Another example: let’s say we want to evaluate the impact of attending pre-school on the kids’ literacy development (maybe measured through letter name identification). Well, not all kids attend pre-school. In fact, the factors that determine whether or not a kid is in pre-school are complicated. It probably has a lot to do with the parents’ income, or their own level of education. But, kids can’t answer that for us. And we don’t have the time or resources to do household surveys with every parent.
So (and here’s the magic): ask the kid to give you data on an IV. Cut me some slack here, because I’m thinking of a potential IV more or less off of the top of my head, but let’s use presence of young woman in home as an IV. In many low-income communities, it’s common to see young women in the family doing care-work. And if an extra carer is available in the home, and the children aren’t yet at the age to have government-mandated schooling, it’s more likely the kids will stay home out of convenience. However, whether or not there happens to be a woman of a specific age range in the home is not related with the parents’ income or level of education.

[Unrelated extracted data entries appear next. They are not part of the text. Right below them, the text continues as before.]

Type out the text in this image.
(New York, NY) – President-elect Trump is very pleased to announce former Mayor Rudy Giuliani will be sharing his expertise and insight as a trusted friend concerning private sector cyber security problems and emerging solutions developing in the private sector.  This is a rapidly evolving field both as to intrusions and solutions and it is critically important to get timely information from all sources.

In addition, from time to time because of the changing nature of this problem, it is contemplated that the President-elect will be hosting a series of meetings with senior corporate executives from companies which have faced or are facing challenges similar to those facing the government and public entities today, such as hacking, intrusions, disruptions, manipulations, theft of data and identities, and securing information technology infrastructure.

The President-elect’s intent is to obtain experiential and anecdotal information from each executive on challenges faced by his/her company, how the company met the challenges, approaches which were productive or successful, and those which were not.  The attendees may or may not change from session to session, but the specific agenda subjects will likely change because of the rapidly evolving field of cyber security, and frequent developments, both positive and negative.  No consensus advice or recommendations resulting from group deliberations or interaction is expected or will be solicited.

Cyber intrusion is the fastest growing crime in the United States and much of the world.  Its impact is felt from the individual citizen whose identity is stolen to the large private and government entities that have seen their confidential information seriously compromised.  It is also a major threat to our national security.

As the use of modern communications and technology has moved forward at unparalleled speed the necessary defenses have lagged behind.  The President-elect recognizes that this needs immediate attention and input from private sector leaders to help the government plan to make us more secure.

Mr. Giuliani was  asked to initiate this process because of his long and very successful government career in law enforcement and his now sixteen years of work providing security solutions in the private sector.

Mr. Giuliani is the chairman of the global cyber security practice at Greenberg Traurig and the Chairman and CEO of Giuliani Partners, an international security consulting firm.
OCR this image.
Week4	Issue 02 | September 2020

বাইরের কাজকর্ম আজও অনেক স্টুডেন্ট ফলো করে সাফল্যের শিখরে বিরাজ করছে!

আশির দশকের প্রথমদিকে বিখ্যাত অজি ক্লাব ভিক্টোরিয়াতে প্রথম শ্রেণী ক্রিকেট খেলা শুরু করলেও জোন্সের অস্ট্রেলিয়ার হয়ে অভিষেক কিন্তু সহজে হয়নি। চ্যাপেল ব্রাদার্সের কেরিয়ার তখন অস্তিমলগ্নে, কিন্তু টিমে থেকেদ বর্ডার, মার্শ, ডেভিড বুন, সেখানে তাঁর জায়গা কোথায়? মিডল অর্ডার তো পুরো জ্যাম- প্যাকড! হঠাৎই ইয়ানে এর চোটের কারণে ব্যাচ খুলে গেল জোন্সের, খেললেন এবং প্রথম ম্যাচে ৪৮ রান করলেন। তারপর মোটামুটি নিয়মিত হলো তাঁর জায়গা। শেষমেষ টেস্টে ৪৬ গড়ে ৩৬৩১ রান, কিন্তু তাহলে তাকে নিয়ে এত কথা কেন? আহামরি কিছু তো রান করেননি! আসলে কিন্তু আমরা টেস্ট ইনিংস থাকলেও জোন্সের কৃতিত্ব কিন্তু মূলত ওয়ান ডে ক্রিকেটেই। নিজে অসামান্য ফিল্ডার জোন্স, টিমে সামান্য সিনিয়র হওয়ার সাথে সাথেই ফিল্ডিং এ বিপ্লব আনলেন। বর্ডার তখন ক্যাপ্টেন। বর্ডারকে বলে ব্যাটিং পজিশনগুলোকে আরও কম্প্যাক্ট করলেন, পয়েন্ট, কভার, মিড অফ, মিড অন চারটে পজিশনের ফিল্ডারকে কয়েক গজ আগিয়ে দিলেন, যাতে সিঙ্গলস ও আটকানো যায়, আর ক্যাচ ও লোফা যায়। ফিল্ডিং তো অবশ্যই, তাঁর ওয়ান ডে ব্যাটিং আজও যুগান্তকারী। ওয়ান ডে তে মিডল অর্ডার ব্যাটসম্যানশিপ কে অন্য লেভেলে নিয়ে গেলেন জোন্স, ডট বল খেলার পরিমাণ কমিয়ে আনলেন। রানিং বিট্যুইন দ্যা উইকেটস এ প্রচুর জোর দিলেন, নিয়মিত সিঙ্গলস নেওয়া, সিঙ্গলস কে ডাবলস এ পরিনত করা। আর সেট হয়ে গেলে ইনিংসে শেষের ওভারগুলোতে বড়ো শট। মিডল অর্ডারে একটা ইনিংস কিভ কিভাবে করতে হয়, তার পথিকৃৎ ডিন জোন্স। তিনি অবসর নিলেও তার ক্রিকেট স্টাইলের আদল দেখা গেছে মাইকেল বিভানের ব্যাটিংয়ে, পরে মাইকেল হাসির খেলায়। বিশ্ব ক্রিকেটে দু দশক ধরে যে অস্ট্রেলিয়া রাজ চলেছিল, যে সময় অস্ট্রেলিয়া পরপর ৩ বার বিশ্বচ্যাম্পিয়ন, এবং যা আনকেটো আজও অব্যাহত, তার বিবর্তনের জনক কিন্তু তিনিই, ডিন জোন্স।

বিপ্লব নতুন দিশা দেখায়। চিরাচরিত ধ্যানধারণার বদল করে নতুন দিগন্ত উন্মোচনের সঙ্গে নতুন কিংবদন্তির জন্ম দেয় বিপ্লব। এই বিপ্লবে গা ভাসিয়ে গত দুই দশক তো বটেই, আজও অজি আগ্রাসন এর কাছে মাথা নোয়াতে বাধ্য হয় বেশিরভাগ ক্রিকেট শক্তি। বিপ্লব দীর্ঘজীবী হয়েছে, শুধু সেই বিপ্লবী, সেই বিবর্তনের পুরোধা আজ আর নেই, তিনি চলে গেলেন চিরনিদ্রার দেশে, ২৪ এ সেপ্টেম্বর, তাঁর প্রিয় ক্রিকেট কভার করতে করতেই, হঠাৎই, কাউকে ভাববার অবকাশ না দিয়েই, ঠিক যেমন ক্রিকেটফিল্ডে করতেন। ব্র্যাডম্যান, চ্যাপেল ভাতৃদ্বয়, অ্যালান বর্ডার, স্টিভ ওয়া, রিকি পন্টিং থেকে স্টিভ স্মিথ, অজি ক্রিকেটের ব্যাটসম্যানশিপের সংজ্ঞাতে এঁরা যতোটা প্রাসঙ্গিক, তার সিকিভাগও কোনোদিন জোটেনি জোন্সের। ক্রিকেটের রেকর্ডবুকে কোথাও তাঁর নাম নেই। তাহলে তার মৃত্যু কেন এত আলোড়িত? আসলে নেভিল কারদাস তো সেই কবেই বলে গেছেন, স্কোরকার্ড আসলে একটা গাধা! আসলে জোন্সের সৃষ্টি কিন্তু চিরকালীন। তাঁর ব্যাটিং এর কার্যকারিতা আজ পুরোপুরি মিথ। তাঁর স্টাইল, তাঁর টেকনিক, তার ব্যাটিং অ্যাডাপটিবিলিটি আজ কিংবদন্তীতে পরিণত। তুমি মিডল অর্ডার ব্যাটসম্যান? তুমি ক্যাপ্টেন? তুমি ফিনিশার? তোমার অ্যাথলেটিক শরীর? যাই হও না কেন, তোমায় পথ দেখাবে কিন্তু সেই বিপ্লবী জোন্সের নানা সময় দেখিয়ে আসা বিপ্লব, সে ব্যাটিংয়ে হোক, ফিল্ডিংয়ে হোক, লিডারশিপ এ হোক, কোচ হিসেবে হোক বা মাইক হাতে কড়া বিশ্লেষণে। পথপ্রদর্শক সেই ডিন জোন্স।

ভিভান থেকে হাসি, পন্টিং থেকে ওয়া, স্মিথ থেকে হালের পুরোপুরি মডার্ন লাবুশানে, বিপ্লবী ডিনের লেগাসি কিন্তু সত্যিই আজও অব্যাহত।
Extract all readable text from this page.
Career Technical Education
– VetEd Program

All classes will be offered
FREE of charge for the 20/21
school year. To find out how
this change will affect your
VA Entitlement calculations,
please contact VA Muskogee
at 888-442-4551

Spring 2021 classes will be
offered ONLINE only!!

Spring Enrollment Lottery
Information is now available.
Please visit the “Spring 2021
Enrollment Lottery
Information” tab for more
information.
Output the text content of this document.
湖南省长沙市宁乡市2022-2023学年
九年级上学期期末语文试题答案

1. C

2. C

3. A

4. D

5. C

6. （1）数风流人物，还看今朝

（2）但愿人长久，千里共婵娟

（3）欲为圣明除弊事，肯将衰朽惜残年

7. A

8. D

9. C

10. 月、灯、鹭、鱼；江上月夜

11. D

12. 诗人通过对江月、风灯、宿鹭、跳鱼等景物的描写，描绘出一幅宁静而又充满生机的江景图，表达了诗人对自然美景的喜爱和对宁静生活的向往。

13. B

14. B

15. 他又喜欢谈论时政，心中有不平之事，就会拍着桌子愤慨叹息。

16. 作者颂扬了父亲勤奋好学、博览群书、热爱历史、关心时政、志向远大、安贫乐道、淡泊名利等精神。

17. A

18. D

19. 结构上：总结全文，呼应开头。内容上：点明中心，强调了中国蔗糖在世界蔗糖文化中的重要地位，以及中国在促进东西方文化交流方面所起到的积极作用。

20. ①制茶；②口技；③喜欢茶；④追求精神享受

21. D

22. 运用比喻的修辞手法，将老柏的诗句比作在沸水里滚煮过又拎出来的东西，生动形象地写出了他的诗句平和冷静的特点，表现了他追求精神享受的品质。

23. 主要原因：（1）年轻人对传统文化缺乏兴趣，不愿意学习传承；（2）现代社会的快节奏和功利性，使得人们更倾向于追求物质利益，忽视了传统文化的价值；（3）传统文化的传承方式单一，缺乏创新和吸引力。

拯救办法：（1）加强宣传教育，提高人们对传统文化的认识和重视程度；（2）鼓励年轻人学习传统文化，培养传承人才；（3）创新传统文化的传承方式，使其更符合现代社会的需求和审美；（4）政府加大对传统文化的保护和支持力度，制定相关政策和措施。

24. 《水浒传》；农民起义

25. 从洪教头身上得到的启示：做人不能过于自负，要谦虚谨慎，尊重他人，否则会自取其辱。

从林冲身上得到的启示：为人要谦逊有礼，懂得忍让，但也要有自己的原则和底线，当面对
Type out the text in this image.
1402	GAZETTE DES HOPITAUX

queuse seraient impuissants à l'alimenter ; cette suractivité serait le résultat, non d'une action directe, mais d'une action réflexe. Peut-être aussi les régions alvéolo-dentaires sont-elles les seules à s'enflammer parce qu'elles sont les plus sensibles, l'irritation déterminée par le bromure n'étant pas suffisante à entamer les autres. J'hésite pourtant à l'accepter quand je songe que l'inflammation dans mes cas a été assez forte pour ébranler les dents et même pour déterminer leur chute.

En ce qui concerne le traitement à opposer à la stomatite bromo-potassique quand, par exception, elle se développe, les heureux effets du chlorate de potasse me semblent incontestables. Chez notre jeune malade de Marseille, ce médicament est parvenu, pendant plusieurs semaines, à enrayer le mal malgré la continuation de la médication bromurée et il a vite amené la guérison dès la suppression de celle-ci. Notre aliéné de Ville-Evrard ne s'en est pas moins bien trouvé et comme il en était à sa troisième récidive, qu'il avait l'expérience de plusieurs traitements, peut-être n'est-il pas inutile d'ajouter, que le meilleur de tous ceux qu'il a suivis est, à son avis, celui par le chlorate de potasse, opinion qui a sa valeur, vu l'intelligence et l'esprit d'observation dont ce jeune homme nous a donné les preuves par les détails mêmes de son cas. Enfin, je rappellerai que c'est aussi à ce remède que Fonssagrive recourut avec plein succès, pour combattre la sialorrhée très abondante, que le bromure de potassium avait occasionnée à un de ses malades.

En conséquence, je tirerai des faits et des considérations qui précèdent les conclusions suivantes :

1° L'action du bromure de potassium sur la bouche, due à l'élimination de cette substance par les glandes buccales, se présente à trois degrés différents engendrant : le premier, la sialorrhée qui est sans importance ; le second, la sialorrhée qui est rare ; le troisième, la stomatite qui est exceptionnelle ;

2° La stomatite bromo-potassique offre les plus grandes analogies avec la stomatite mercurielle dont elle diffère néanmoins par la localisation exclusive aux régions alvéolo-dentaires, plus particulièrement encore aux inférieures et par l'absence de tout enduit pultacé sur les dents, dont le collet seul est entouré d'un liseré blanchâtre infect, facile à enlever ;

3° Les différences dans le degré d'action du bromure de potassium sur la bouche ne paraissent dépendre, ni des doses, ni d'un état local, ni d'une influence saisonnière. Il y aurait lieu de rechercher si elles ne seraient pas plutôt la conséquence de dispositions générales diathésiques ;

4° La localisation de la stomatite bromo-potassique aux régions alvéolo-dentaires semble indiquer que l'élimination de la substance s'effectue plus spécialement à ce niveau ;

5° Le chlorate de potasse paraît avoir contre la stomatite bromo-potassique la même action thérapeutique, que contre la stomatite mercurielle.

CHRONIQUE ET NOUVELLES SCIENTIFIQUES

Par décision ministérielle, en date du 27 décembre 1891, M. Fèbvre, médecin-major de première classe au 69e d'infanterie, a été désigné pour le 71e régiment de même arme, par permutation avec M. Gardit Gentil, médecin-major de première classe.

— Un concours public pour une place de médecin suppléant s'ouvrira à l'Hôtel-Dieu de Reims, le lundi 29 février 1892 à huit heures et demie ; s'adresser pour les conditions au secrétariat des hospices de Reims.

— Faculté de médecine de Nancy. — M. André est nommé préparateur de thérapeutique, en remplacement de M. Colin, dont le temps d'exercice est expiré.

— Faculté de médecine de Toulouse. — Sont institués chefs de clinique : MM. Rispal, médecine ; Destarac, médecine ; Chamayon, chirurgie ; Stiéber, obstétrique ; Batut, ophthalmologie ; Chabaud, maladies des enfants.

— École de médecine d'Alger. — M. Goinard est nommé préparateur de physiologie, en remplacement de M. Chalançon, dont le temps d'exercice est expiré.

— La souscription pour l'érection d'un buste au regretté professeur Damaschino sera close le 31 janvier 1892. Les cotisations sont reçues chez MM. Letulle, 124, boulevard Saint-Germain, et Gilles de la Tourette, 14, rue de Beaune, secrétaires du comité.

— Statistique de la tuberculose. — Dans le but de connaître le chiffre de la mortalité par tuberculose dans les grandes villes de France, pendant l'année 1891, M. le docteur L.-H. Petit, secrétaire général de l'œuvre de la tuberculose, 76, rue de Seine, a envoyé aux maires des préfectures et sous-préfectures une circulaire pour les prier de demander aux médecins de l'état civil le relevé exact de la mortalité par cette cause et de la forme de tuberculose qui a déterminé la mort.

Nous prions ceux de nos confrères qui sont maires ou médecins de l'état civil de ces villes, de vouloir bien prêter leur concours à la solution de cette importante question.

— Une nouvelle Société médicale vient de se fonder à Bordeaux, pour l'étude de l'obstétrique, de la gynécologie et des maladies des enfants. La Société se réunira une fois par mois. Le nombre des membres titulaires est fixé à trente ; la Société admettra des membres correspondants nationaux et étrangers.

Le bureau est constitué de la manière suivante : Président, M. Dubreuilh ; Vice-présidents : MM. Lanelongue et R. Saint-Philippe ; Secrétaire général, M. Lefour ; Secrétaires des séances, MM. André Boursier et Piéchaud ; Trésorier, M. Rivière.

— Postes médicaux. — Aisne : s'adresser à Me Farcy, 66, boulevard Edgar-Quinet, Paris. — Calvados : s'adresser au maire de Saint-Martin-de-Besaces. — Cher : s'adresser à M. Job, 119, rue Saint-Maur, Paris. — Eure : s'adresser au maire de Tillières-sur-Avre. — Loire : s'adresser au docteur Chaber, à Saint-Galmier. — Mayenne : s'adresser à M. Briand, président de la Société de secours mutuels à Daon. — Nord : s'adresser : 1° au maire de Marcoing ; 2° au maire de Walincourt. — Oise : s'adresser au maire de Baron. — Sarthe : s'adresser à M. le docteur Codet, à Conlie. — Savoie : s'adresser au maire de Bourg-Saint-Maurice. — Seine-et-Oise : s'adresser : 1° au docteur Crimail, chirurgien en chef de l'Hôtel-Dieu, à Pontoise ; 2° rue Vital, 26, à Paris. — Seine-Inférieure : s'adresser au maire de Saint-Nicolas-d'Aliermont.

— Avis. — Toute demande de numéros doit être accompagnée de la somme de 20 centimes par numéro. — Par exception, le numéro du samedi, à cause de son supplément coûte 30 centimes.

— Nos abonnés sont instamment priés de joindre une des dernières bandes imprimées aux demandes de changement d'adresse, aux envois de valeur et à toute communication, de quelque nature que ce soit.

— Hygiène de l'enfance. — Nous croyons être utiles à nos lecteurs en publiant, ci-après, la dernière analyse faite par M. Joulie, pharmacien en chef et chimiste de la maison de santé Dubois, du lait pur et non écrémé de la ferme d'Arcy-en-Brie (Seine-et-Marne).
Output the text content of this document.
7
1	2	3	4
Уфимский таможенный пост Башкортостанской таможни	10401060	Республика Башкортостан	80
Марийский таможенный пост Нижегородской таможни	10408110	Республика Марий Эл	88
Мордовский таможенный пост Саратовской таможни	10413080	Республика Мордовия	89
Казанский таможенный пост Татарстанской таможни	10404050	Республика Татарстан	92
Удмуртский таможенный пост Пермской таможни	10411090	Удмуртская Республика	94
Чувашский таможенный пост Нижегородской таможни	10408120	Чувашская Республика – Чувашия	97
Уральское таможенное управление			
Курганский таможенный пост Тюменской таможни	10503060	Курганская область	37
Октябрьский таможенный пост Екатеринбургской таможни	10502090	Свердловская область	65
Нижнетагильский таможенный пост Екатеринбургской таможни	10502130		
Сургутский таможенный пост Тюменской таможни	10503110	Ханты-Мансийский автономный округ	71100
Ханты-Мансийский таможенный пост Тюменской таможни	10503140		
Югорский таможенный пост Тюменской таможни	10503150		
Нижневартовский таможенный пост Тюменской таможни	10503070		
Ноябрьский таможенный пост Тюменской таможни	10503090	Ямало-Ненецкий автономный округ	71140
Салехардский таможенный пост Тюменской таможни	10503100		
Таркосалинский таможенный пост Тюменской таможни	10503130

The best part is, kids do know who live with them! They know if their sister is out of school, they know if their aunt helps out in the home. We could ask this quick question with every kid interviewed, and then use it to vacuum up all of the extra bias that is inherent in the decision to send a kid to pre-school. Add in the kid’s age, gender, ethnicity, or any of the other readily available variables that influence educational outcomes in that context, and you have yourself a kid-friendly impact evaluation. True, it may not be as rigorous of an evaluation as you could get if you had infinite time and resources. But really – who has that?
Need a TL;DR? Kids don’t know everything, but we can use what they know to fulfill our data needs with the magic of IV and some careful evaluation planning.